The top-down racer is by and large a thing of joyous unbridled fun that transcends all shift’s in what each new generation of player wants their gaming experience to deliver.
As today’s games reach ever deeper and more complex levels of brilliance and immersion the humble top-down racer still has enough about it to parp it’s horn, give a flash of the lights and grab the gaming collective’s attention.
So quite how developers, Supersonic, managed to so monumentally screw things up with ‘Wrecked Revenge Revisited’ is a mystery I’m sure even the razor sharp mind of Sherlock himself would have a job unravelling.
You see, here’s the thing, my first experience of the genre came in the mid-80’s via the brilliant Super Sprint, a game that by todays high standards looks as dated as it undoubtedly is. I was a mere child, obsessed with games and toys and Star Wars and Indy and, and……yeah, nothing’s changed. And that includes the fact that I’m hugely confident if I was to relive those heady days of space hoppers and Pannini stickers, Super Sprint would still be just as much fun. Unfortunately it’s that little big word ‘fun’ that Wrecked seems to have avoided altogether.
What players have been given with this release is a single player game that comprises of a number of dull, repetetive challenge stages, a grand total of six tracks and a multiplayer experience that, despite being the jewel in the crown, is far from polished.
The monotonous single player game places a big red tick in the boredom box. It begins to grate within the first ten minutes (I’m being generous) and feels more pointless than Andy Carroll’s football boots. There are four avenues of challenge for the player testing speed, skill, weapon technique and your overall ability. After completion you are awarded gold, silver or bronze depending on your performance and it’s that simple. With a high quality of gameplay it could have been a sure-fire winner.
Disappointingly with the gameplay here, it’s an outright loser. Dodgy camera angles, mundane tracks, mind numbing challenges and the fact that there’s never really any genuine sense that you’re even breaking the speed limit makes this less Mad Max and more Chitty Chitty Bang Bang………oh, without the fun of course and all this can be yours for the hefty price of 1200 MS points…ouch!
The challenges sent to test your skill can be overcome within a couple of hours play, in fact the biggest challenge is probably playing for two hours, two minutes can be a struggle. Said challenges include such tasks as collecting mines and placing them within circles or avoiding any contact with the scenery or towing a caravan round the circuit and well, you get the picture, the imagination has almost certainly never been less stretched.

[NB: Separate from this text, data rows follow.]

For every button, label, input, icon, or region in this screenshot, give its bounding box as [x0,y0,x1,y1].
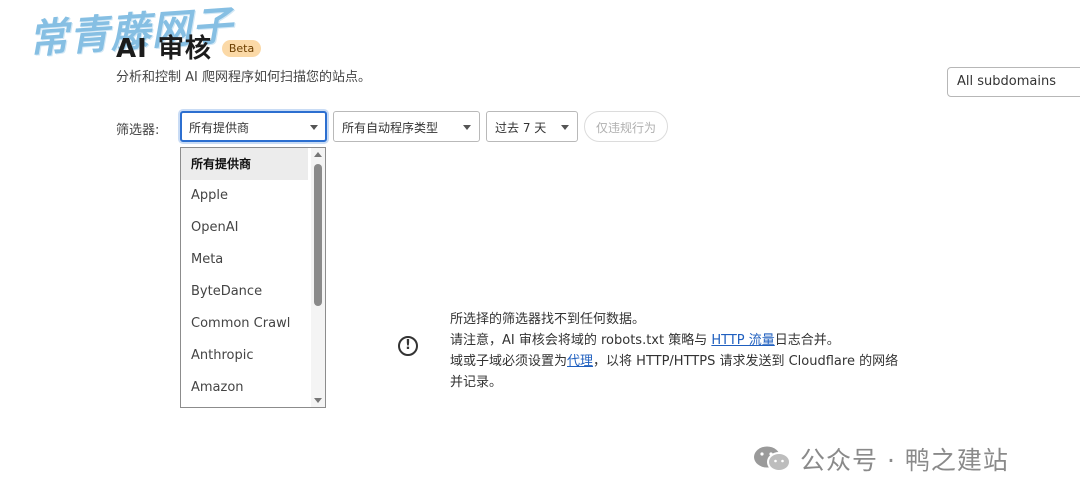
provider-options: 所有提供商 Apple OpenAI Meta ByteDance Common… [181,148,325,404]
provider-option-common-crawl[interactable]: Common Crawl [181,308,308,340]
header: AI 审核 Beta [116,28,262,65]
empty-state-text: 请注意，AI 审核会将域的 robots.txt 策略与 [450,333,712,348]
info-circle-icon: ! [398,336,418,356]
dropdown-scrollbar[interactable] [311,148,325,407]
chevron-down-icon [463,125,471,130]
account-brand: 公众号 · 鸭之建站 [752,441,1009,477]
time-range-select[interactable]: 过去 7 天 [486,111,578,142]
bot-type-select[interactable]: 所有自动程序类型 [333,111,480,142]
chevron-down-icon [561,125,569,130]
page-subtitle: 分析和控制 AI 爬网程序如何扫描您的站点。 [116,70,371,85]
wechat-icon [752,444,792,474]
empty-state-line-1: 所选择的筛选器找不到任何数据。 [450,312,646,327]
provider-option-openai[interactable]: OpenAI [181,212,308,244]
provider-option-bytedance[interactable]: ByteDance [181,276,308,308]
scrollbar-thumb[interactable] [314,164,322,306]
provider-select-value: 所有提供商 [189,121,250,135]
empty-state-line-4: 并记录。 [450,375,503,390]
bot-type-select-value: 所有自动程序类型 [342,121,439,135]
provider-option-meta[interactable]: Meta [181,244,308,276]
subdomain-select[interactable]: All subdomains [947,67,1080,97]
http-traffic-link[interactable]: HTTP 流量 [711,333,774,348]
proxy-link[interactable]: 代理 [567,354,593,369]
empty-state-line-3: 域或子域必须设置为代理，以将 HTTP/HTTPS 请求发送到 Cloudfla… [450,351,940,372]
ai-audit-page: 常青藤网子 AI 审核 Beta 分析和控制 AI 爬网程序如何扫描您的站点。 … [0,0,1080,503]
empty-state-text: 域或子域必须设置为 [450,354,568,369]
empty-state-text: 日志合并。 [774,333,840,348]
scroll-up-arrow-icon[interactable] [314,152,322,157]
time-range-select-value: 过去 7 天 [495,121,547,135]
beta-badge: Beta [221,40,262,57]
violations-only-button[interactable]: 仅违规行为 [584,111,669,142]
subdomain-select-value: All subdomains [957,74,1056,89]
scroll-down-arrow-icon[interactable] [314,398,322,403]
provider-option-anthropic[interactable]: Anthropic [181,340,308,372]
provider-option-all[interactable]: 所有提供商 [181,148,308,180]
page-title: AI 审核 [116,34,212,64]
empty-state-line-2: 请注意，AI 审核会将域的 robots.txt 策略与 HTTP 流量日志合并… [450,330,940,351]
provider-select[interactable]: 所有提供商 [180,111,327,142]
filter-label: 筛选器: [116,123,160,138]
provider-option-apple[interactable]: Apple [181,180,308,212]
provider-option-amazon[interactable]: Amazon [181,372,308,404]
brand-text: 公众号 · 鸭之建站 [800,446,1009,475]
provider-dropdown-list: 所有提供商 Apple OpenAI Meta ByteDance Common… [180,147,326,408]
chevron-down-icon [310,125,318,130]
empty-state-text: ，以将 HTTP/HTTPS 请求发送到 Cloudflare 的网络 [593,354,899,369]
empty-state-message: 所选择的筛选器找不到任何数据。 请注意，AI 审核会将域的 robots.txt… [450,309,940,393]
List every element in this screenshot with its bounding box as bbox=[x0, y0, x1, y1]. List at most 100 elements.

But I’m being overly harsh here as there are one or two good points as well. The weapons are wide and varied and add vital entertainment, particularly in multiplayer, the cars have a number of little customisations to add that feeling of bond between gamer and machine while the graphics are vibrant and detailed. Erm, the sound’s functional, although the engine whine can shred nerves in seconds.
So what might keep a player coming back for more?
Here’s where you thought I was going to say multiplayer right?
Well unfortunately not. As I mentioned, the multiplayer is the high point here but when a game is otherwise devoid of any real bright moments it says little. To be honest if the game came in a retail box that may well have been the high point instead.
The multiplayer side is good for a while but when content is so limited it quickly heads down that well worn path into Dullsville.
Initially it’s quite engaging and a bit of a laugh to boot. Mayhem personified as races whizz by in a blur of colour, explosion and debris, but, connection problems and a combination of the issues that dog the single player soon bring the whole experience crashing back down to earth. It’s such a shame as it could have been something special for the part of the Live community aching for a taste of arcade racing doused in petrol and lit up with an RPG shot.
In a room of friends the game holds the attention slightly longer but it’s so slight that it almost doesn’t merit a mention..but I did anyway.
Overall then Wrecked is an opportunity missed. Following on from the much loved cult hit, Mashed, it should have been so much more but instead suffers from a lack of imagination, longevity and enjoyment. Rather than tearing up the track Wrecked ends up stalled on the starting grid. Although it’s name is quite apt.